Coincidence, Fate, Luck, Karma or God’s Sovereign Plan….we humans have many ways of looking at how timing plays a role in our lives. When I experience something that seems to have been timed to go together into some sort of theme or pattern, it catches my attention. This happened again recently.
The day after I wrote this blog post about seeing my face in the mirror, I read a chapter in a book that talked about how inaccurately we see our faces. When we moved to Japan, I brought a few books from our home in California, the rest were put in storage, and a few weeks ago I chose the Frederick Buechner book “The Hungering Dark” to begin reading.
The name of the second chapter is “The Confusion of Face” and the Bible passage on the first page is Daniel 9:1-8 from The Revised Standard version. This title and the theme of the chapter is taken from the 8th verse: “ To us, O Lord, belongs confusion of face, to our kings, to our princes, and to our fathers, because we have sinned against thee.”
Some of the quotes from this chapter that struck me follow here:
“You catch sight of your face in the mirror….and often you say, in effect, ‘Well, there it is again, the same old washed and slept-on thing I saw yesterday…’ But sometimes, I believe, there is another response which is deeply jarring and which involves your asking in effect, ‘Is that really me? Am I my face?’…..Beneath the face there are many layers of self, and the deepest layers are for the most part hidden from us.”
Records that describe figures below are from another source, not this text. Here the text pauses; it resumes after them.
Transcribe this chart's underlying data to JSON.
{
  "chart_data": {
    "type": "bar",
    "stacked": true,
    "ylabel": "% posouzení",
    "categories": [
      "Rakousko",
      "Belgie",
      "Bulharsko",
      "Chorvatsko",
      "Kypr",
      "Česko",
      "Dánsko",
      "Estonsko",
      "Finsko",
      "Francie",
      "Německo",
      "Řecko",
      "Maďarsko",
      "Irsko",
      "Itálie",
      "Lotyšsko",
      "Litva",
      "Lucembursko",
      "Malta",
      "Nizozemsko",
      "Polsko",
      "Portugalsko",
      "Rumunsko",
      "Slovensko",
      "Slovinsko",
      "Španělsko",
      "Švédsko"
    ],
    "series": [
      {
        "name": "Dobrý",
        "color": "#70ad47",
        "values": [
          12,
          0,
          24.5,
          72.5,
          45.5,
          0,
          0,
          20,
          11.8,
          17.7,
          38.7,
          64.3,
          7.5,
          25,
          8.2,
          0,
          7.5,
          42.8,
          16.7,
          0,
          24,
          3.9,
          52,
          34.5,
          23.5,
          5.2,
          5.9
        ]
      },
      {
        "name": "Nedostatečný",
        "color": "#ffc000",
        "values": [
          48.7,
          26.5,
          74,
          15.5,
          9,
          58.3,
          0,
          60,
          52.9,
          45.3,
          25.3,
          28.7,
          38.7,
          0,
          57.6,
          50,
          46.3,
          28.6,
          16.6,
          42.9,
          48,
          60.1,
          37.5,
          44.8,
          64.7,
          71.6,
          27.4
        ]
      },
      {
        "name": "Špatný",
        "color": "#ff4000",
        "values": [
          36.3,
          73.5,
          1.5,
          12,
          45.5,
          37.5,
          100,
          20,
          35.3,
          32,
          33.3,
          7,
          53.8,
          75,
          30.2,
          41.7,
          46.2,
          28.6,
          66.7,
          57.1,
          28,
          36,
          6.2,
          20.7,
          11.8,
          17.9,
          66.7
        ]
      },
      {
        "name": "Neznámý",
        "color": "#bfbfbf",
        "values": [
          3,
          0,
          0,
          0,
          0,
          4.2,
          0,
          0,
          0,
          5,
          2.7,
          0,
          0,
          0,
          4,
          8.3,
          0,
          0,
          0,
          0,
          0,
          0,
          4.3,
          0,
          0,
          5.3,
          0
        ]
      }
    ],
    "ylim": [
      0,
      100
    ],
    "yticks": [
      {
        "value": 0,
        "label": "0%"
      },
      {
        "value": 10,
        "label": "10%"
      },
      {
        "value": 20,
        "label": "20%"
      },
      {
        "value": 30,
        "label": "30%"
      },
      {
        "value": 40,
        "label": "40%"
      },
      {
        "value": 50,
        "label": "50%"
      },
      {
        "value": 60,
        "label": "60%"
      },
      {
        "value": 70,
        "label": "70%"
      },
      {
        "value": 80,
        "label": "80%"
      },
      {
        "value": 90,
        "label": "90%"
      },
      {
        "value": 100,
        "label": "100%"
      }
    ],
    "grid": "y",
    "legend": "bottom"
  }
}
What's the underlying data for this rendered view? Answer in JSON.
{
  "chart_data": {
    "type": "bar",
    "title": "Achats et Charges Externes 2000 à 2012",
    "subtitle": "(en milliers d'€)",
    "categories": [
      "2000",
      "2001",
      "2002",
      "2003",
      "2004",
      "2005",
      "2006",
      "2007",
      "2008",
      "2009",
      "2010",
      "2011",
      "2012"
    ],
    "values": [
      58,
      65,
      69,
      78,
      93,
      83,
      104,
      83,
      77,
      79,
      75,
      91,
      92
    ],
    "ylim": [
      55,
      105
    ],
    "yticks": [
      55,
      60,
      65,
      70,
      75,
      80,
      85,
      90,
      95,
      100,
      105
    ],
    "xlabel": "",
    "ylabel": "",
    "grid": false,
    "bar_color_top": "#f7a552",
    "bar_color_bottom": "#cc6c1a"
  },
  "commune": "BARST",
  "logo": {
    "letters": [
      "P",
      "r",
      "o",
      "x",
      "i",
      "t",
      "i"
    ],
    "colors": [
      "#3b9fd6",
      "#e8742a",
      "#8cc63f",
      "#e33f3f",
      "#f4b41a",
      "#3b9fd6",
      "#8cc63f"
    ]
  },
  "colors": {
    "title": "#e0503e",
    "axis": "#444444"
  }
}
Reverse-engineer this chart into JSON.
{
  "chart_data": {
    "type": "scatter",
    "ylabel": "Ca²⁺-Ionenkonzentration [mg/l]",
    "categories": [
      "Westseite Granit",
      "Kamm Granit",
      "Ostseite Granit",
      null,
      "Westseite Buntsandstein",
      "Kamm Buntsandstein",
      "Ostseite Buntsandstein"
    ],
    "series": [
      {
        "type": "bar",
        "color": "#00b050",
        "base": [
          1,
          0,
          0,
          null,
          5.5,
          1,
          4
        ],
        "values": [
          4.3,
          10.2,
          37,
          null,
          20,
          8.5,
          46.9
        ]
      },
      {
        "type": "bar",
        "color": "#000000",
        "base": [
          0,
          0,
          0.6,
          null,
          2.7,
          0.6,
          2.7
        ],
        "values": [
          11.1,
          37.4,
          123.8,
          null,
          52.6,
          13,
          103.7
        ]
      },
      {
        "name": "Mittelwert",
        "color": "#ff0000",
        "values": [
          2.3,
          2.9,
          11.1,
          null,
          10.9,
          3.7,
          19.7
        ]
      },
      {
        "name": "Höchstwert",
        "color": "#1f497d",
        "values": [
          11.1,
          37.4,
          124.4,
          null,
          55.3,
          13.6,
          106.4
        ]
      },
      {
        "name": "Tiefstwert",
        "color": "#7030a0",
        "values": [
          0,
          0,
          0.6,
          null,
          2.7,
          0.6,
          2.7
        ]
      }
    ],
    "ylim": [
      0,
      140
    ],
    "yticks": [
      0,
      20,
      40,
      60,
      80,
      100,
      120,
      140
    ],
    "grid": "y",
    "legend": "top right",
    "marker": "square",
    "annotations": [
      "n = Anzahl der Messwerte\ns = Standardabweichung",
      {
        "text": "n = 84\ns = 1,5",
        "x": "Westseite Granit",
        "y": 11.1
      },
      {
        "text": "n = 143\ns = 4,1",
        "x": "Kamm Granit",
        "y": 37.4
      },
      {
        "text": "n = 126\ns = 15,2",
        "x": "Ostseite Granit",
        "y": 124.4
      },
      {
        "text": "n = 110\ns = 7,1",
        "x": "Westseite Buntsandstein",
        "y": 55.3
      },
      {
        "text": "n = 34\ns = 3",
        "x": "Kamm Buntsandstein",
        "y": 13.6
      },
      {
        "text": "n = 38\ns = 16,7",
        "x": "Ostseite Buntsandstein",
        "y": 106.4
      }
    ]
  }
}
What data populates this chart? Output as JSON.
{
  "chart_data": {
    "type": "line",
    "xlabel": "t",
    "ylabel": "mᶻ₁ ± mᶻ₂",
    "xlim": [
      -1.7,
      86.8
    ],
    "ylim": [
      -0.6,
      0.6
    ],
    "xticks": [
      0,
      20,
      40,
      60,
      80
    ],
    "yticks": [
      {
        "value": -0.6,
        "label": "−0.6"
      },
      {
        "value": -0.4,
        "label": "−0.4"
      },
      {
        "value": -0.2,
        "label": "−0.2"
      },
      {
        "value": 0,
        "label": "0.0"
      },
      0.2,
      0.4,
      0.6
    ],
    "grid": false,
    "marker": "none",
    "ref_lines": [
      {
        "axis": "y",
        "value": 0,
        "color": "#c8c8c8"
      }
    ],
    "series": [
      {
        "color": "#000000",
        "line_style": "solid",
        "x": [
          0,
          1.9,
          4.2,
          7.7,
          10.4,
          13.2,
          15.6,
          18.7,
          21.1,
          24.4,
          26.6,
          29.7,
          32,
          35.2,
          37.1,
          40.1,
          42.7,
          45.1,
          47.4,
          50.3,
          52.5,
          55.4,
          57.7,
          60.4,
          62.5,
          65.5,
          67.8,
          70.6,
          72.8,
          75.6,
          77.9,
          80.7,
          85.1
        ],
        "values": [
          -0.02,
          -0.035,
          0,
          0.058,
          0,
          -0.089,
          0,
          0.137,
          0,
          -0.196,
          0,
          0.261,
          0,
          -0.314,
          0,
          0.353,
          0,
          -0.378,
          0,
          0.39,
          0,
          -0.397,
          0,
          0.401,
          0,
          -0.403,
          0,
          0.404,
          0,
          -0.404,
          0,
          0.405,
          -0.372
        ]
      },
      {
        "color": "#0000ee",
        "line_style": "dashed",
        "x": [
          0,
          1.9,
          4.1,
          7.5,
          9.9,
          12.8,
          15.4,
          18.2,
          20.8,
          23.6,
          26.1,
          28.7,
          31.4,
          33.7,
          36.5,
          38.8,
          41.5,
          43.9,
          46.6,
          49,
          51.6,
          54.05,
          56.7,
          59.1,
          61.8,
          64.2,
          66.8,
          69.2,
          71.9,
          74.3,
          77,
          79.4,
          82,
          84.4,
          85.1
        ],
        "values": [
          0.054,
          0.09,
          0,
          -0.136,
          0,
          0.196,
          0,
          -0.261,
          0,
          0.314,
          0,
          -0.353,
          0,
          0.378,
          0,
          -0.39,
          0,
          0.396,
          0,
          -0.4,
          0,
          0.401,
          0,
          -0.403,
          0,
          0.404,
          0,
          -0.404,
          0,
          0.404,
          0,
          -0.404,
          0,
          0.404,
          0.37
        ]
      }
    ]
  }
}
He quotes a poem by a Japanese poet named Yagi Jukuchi, I don’t know the title of the poem but it starts with “I first saw my face in a dream….” and ends with “About the face was a gold-tinged blackness. The next day when my eyes opened, the fever raged no less, but in my heart was a strange calm.”
Buechner talks about the need of looking into the depths of our true selves and the difficulty in doing that.
“The voyage into the self is long and dark and full of peril, but I believe it is a voyage all of us will have to make before we are through. Either we climb down into the abyss willingly with our eyes open, or we risk falling into it with our eyes closed – a point on which religion and psychiatry seem to agree. And I believe that what is said in the language of the Japanese poem is true also in the language of fact; that if we search ourselves deeply enough, we will begin to see at last who we really are, we will begin to see, very dimly at first, our own true faces. And then, although on the surface the fever may rage still, I believe a strange calm does begin to come, a peace that passes understanding.”
“Selfhood in the sense that you are one self and I am another self begins to fade. You begin to understand that in some way your deepest self is the self of all men…You begin to understand….as a reality, an experience, that their pain is your pain, their need your need; that there can really be no getting ahead at their expense, there can be no joy for you until there is joy for them.”
“I believe that by God’s grace it is our destiny, in this life or in whatever life awaits us, to discover the face of our inmost being, to become at last and at great cost who we truly are.”
And then Mr. Buechner ends with a prayer, it’s too good to shorten so I will add it here…it’s a prayer I would like to pray for myself.
“Thou God in Christ,
There is no ground anywhere that is not holy ground, for in the cool of the evening thou has walked upon it and in the heat of the day thou hast died upon it, and at the coming of the dawn thou hast returned and art always and everywhere returning to it and to us who walk upon it too, this holy ground, though heedless of its holiness. O make us whole. Set us free.
Thou didst shape us each in the darkness of a womb to give us life and thou knowest us each by name, and not one is forgotten by thee, not one but is precious in thy sight – the ugly and the beautiful, the criminal and the child, the enemy with the friend. Lord give us eyes to see each other and ourselves more nearly as thou seest us, to see beneath each face we meet, and beneath even our own faces, thy face.
Help us to know that for each thou hast died as though he were the only one.